Admittedly the life of a folk-pop singer/songwriter is filled with plenty of Cristal and bikini clad chicks… right. Can you seriously imagine me in that kind of situation? Chances are I’d be in the corner sucking my thumb and crying into my blanket…
It’s more like at least 75% of my music business life is spent as “crouching sciatica hidden carpal tunnel syndrome” perched fighting stance with caffeine IV-drip in an uncomfortable office chair firing off emails and crunching numbers in Excel. Glam, I know. Bitches best recognize. Clerical assistant extraordinaire hooooooooo.
Bearing in mind I have the memory of a flea and the attention span of a gerbil on meth, handling the not-so-exciting business aspects can be quite the challenge. I mean – I can have an extremely productive Tuesday and then come Thursday I’m insanely depressed, feeling like an a.d.d. failure because I will have no recollection what I got accomplished on Tuesday.
Yes, my memory is THAT bad. (The only reason I ever get anything accomplished is that if 10 years of paralegaling taught me anything, it’s learn to fake whatever organizational skills you lack…)

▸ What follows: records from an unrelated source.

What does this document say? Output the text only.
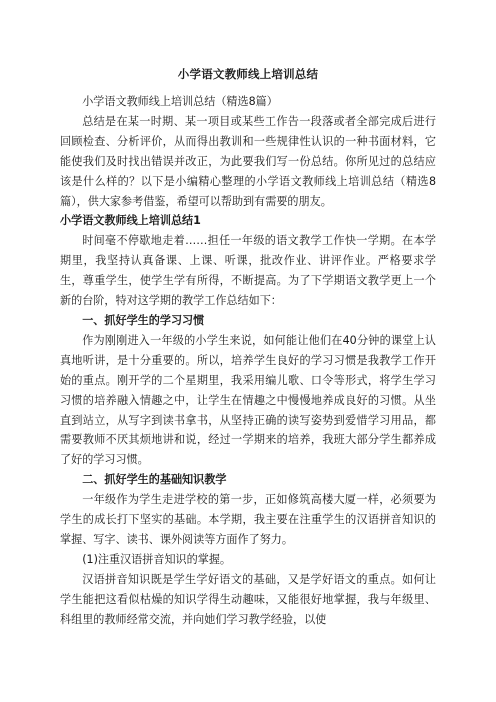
小学语文教师线上培训总结

小学语文教师线上培训总结（精选8篇）

总结是在某一时期、某一项目或某些工作告一段落或者全部完成后进行回顾检查、分析评价，从而得出教训和一些规律性认识的一种书面材料，它能使我们及时找出错误并改正，为此要我们写一份总结。你所见过的总结应该是什么样的？以下是小编精心整理的小学语文教师线上培训总结（精选8篇），供大家参考借鉴，希望可以帮助到有需要的朋友。

小学语文教师线上培训总结1

时间毫不停歇地走着……担任一年级的语文教学工作快一学期。在本学期里，我坚持认真备课、上课、听课，批改作业、讲评作业。严格要求学生，尊重学生，使学生学有所得，不断提高。为了下学期语文教学更上一个新的台阶，特对这学期的教学工作总结如下：

一、抓好学生的学习习惯

作为刚刚进入一年级的小学生来说，如何能让他们在40分钟的课堂上认真地听讲，是十分重要的。所以，培养学生良好的学习习惯是我教学工作开始的重点。刚开学的二个星期里，我采用编儿歌、口令等形式，将学生学习习惯的培养融入情趣之中，让学生在情趣之中慢慢地养成良好的习惯。从坐直到站立，从写字到读书拿书，从坚持正确的读写姿势到爱惜学习用品，都需要教师不厌其烦地讲和说，经过一学期来的培养，我班大部分学生都养成了好的学习习惯。

二、抓好学生的基础知识教学

一年级作为学生走进学校的第一步，正如修筑高楼大厦一样，必须要为学生的成长打下坚实的基础。本学期，我主要在注重学生的汉语拼音知识的掌握、写字、读书、课外阅读等方面作了努力。

(1)注重汉语拼音知识的掌握。

汉语拼音知识既是学生学好语文的基础，又是学好语文的重点。如何让学生能把这看似枯燥的知识学得生动趣味，又能很好地掌握，我与年级里、科组里的教师经常交流，并向她们学习教学经验，以使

A few posts back I asked how you organize your creativity (and – in some cases – your businesses as well). I got plenty of great replies and having sampled a few of them, wanted to share the ones that appear to be working great for me now. Of course, with my attention span I might forget I wrote this post in 5 minutes but be nice…
The basic survival tools:
1. Google Calendar with added task list feature for keeping track of pretty much anything that’s deadline specific – I cue reminders to be sent to my email and phone as well so there’s far less chance I’ll forget to do something. That is, if I remember to put it in the calendar in the first place…
2. Google docs – for budgeting I use the Spreadsheet feature and for blog drafts, brainstorms, lyrics, etc. I use the Document feature. All fine and dandy until the Cloud explodes (i.e. Google is cranky and doesn’t want to work)
Additional tools:
1. Etacts.com – like having a personal assistant reminding you to email folks. I love it.
2. Toggl.com – set up like a standard billing system, it’s an easy way to keep track of whatever you’re working on, and since I’m a sucker for analytics, I can see what percent of my day is being devoted to what tasks (e.g. songwriting vs. pr vs. administrative stuff, etc.) Definitely helpful when I want to determine what projects are worth outsourcing.
Do any of you use the above programs too? Are you happy with them? More importantly perhaps – do you think it’s the program or the user/uses that determine its effectiveness? (Musicians I’m definitely directing these questions to you, but everyone chime in!)